Between the thousands of dialects spoken, and the sheer size and cultural differences within mainland China, it’s baffling to consider that a single person somehow united all kingdoms of China some 5000 years ago. Pulling a country this size and warping it into a single entity was quite the feat.
I’m sure that a large majority of the success of China’s togetherness was due to the unification of the written language. The characters that make up Mandarin in all of it’s dialects, and even Cantonese, are the same despite how they are pronounced, which allows individuals to communicate through paper, if not face to face. I don’t care who you are: that’s pretty impressive in and of itself.
But what I find so interesting, is that a country with such diversity in culture, language, and even lifestyle, that shares only the tiniest commonality in a written code, has such an intense history of exclusion. I’m not saying that history itself isn’t brutal. China is in no way an outlier in comparison to others, but have you seen the massive wall they built?
I was pondering this idea of inclusion and exclusion, conquerers and the conquered, while being jostled around in the very back of a taxi, headed to hike the massive Great Wall itself. Which more or less means I was trying not to think about the insane driver, the lack of seat belts, or adequate seats, and whether I should include publish that fact or not. (I’m alive Mom! Breathe!) Insanity aside, the Wall itself is intimidating even from a half-hour’s drive away.
What’s even more interesting to me is the fact I was riding with a carefree Canadian traveler, 2 American friends I dragged along with me, and three girls dubbed “The Polish Crew” who all hailed from different countries but somehow shared a similar heritage and language. Between the 8 of us in the car, a grand total of 8 languages were known. (And only 2 could speak fluent Mandarin.) Isn’t it funny how diverse of a group we were, headed to a monument that separated one people from another?
The Great Wall
After quite a few communication hiccups, and some serious shmoozing from a member of the Polish crew, we were finally granted access to a section of the Great Wall. (Hey y’all: did you know there are capacity limits to access a wall? Yeah, I didn’t either. Make sure you do some research in advance. Or else you might also be batting your eyelashes to try and make your way into a group queue, too!)
I’ll say this: It’s just as impressive as it looks. 10/10, I would not attack China from one side of this wall. Then again, I’m more of a pacifist than a Mongol Warrior fighting against the Jin dynasty. Glad that’s settled. Oh, and I’m sorry to break it to you, Mr. Trump, but even this wall crumbled.

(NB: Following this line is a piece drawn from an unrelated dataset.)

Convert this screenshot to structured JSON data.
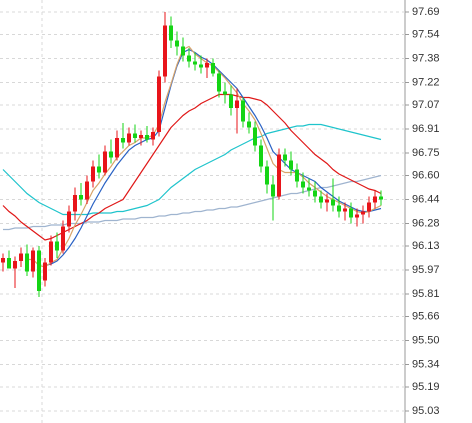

While I personally wouldn’t mess with the Chinese, I was among company that would. That carefree Canadian guy I mentioned earlier? His name is Jay. Jay, despite seeing numerous “do not camp here overnight” signs, chose to camp here overnight. The good news is, Jay is still alive. The bad news is, we haven’t heard from him since.
Nah, I’m just joking. We did leave Jay hiding in the bushes though. According to his wild tales, he stayed there until after dark, and when he thought all the tourists had left for the day, he attempted to camp out at the wall. When the sun fell behind the skyline, and the floodlights drowned the entire wall in light, however, he was in a conundrum. That, and the constant swish-swish of the guard’s uniform as they walked past. When Jordan thought they finally left for the evening, he withdrew from the bushes: right into the eyes of an astonished-looking guard.
Jay, made it out alive and not imprisoned. I wish I had a bit of that Canadian luck. Although, he accredited a lot of his good fortune to humming the same tune as the guard as they descended the wall together. I suppose, you could say, that they spoke the same language.